Setiap hari Lula memberikan laporan kepada keduanya. Satu di kamar Nadya dan memberikan langsung laporannya. Satu lagi pada Emir di ruang kerjanya. Sampai saat ini, Lula belum pernah melaporkan langsung secara bersamaan pada mereka berdua. Hubungan keluarga ini sungguh kurang harmonis.
Paginya seperti biasa, Lula akan membawa Haikal dan Zizi makan bersama. Keduanya terlihat memulai aksi saling mengejek. Nadya hanya diam saja, makan dengan tenang. Sedangkan Emir mulai mengatur napasnya. Dia tidak ingin marah hari ini, melatih kesabaran bisa menjadi hal yang baik untuknya.
Sampai pada Haikal membanting garpunya ke piring. Membuat beberapa makanan miliknya tumpah. Emir membentak, “Haikal! Makan ya makan!”
Haikal memberengut kesal, ia ingin dibela. Namun yang dilakukan ibunya hanya memandang datar seakan semua ini hanya drama.
“Makan yang tenang, Sayang.” Lula membereskan piring Haikal dan memberikan senyuman pada Haikal. Haikal hanya menunduk dan tak nafsu melanjutkan makannya.
“Wee!” Zizi memberikan ejekannya sekali lagi.
“Zizi ngga boleh gitu, Sayang,” bujuk Lula sembari mengelus puncak kepalanya. Mereka melanjutkan makan dengan tenang. Namun, suasana yang terasa justru lebih canggung.
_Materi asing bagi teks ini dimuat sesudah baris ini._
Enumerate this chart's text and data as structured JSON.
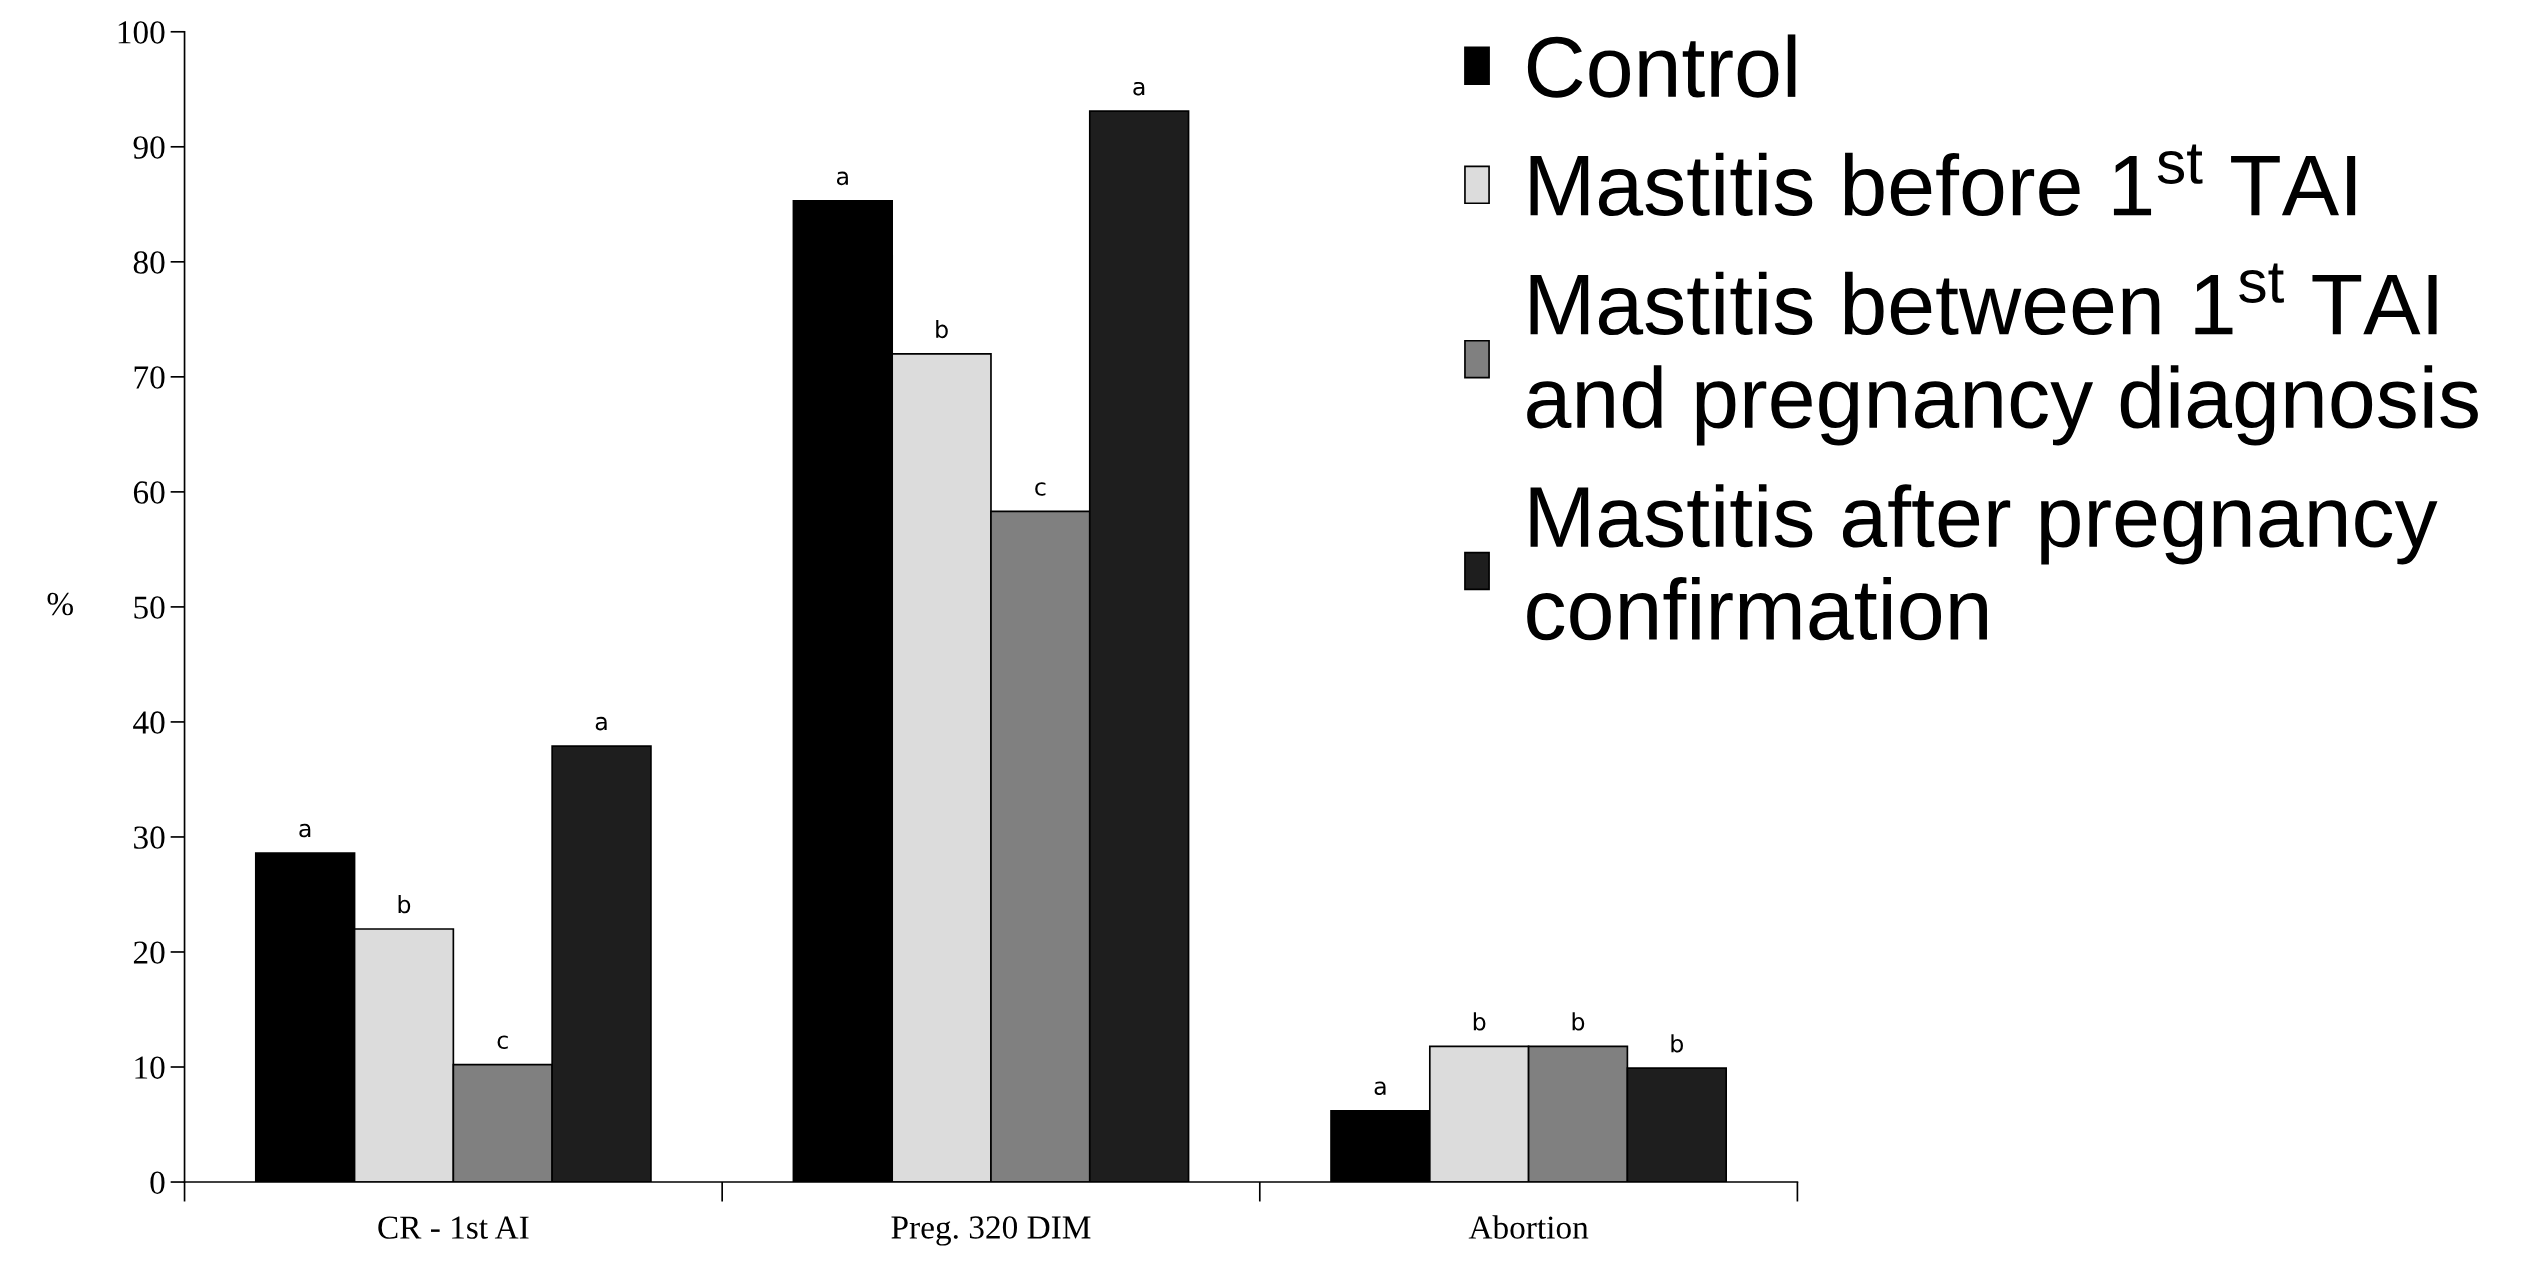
{
  "chart_data": {
    "type": "bar",
    "ylabel": "%",
    "categories": [
      "CR - 1st AI",
      "Preg. 320 DIM",
      "Abortion"
    ],
    "series": [
      {
        "name": "Control",
        "color": "#000000",
        "values": [
          28.6,
          85.3,
          6.2
        ],
        "value_labels": [
          "a",
          "a",
          "a"
        ]
      },
      {
        "name": "Mastitis before 1$^{st}$ TAI",
        "color": "#dcdcdc",
        "values": [
          22.0,
          72.0,
          11.8
        ],
        "value_labels": [
          "b",
          "b",
          "b"
        ]
      },
      {
        "name": "Mastitis between 1$^{st}$ TAI\nand pregnancy diagnosis",
        "color": "#808080",
        "values": [
          10.2,
          58.3,
          11.8
        ],
        "value_labels": [
          "c",
          "c",
          "b"
        ]
      },
      {
        "name": "Mastitis after pregnancy\nconfirmation",
        "color": "#1e1e1e",
        "values": [
          37.9,
          93.1,
          9.9
        ],
        "value_labels": [
          "a",
          "a",
          "b"
        ]
      }
    ],
    "ylim": [
      0,
      100
    ],
    "yticks": [
      0,
      10,
      20,
      30,
      40,
      50,
      60,
      70,
      80,
      90,
      100
    ],
    "legend": "top right",
    "grid": false
  }
}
Zizi dan Haikal begitu jauh dari ibu dan ayahnya. Lula bisa melihat itu selama beberapa hari ini. Nadya dan Emir selalu berlomba untuk lebih dahulu berangkat bekerja. Lula tak pernah melihat sekali pun keduanya saling merangkul anak-anak mereka, atau pasangannya. Mencoba mengerti satu sama lain sepertinya sangat mustahil bagi keduanya.
Pulang ke rumah pun seakan disengaja lama. Baik Emir maupun Nadya tidak ingin pulang terlebih dahulu dan berlomba memeluk anak mereka secepat mungkin.
“Zizi! Haikal! Kalian ngga boleh bertengkar lagi dan nurut sama Kak Lula! Paham! Mami mau berangkat dulu.” Nadya berdiri menyudahi sarapannya. Ia meminum susunya tergesa.
Emir juga melakukan hal yang sama. Dia langsung pergi bahkan tak mengucapkan satu kata pun selain, “Papi berangkat dulu.”
“Zizi berangkat yuk!” Lula mengerti perasaan bocah itu. Perempuan kecil yang menunduk lesu di pagi hari pasti memiliki banyak perasaan duka. Haikal pun sama saja. Hanya saja dia lebih besar tiga tahun dari Zizi dan juga dia seorang bocah lelaki. Perangainya dalam mengutarakan perasaan cenderung dengan pemberontakan.